Though this distinction has more meaning when comparing macrocultures, it has utility for organizations as well. For example, DEC was a high- context culture in which the meaning of words and actions depended on who was speaking and under what conditions. Managers knew each other well and always took into account who the actors were. When a senior manager was observed publicly punishing a subordinate for doing something “dumb,” this sometimes simply meant that the subordinate should have gotten buy-in from a few more people before going off on his own. When Ken Olsen publicly berated one of his engineers, observers often pointed out that Ken only did that with engineers whom he highly respected and therefore expected perfection from them. Ciba-Geigy, by contrast, was a low-context culture in which messages tended to have the same meaning no matter whom they were coming from. To be labeled “dumb” in Ciba- Geigy would have been a severe negative judgment.
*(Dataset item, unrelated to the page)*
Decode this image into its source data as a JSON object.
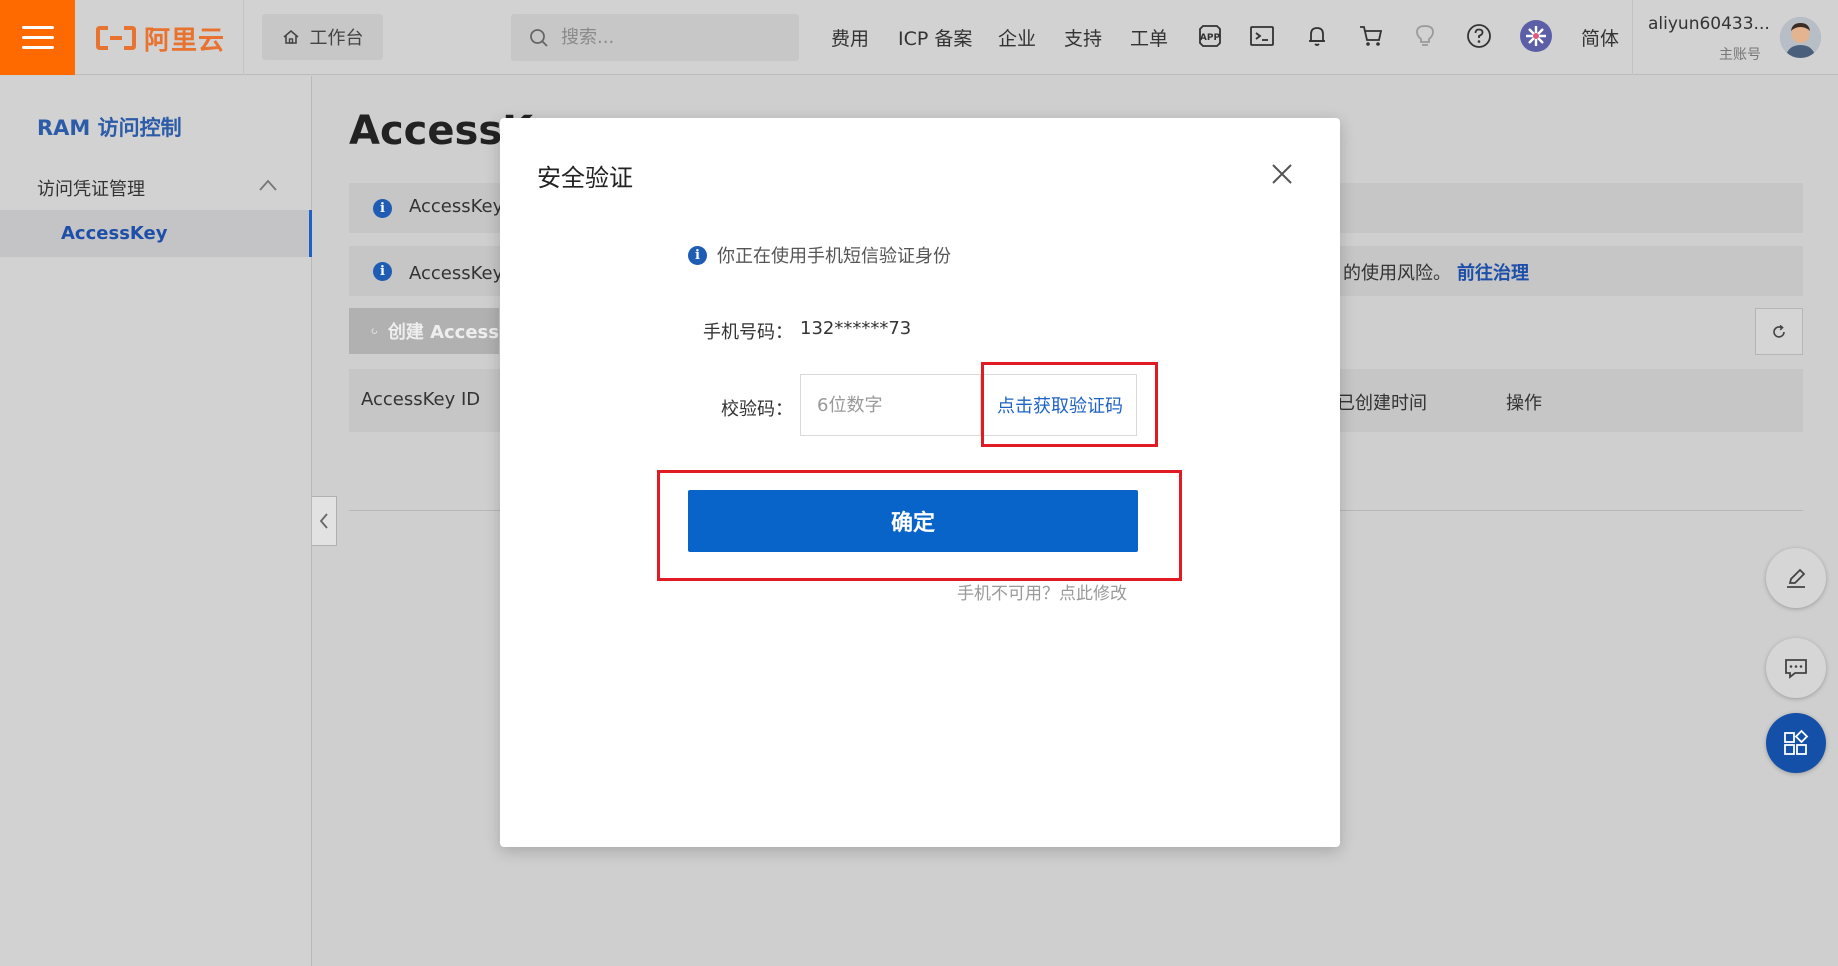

When we refer to language, we often overlook the role of context. We assume that when someone has learned the language of another country, he or she will be able to understand what is going on and take action. But as we know all too well from our own cross-cultural travel experiences, language is embedded in a wider context in which nonverbal cues, tone of voice, body language, and other signals determine the true meaning of what is said. A vivid example from my own experience was the previously cited senior management meeting of the British Petroleum Company at which I thought I observed polite explanations from the chairman, only to be told later that he had never been more brutal than he was at that meeting.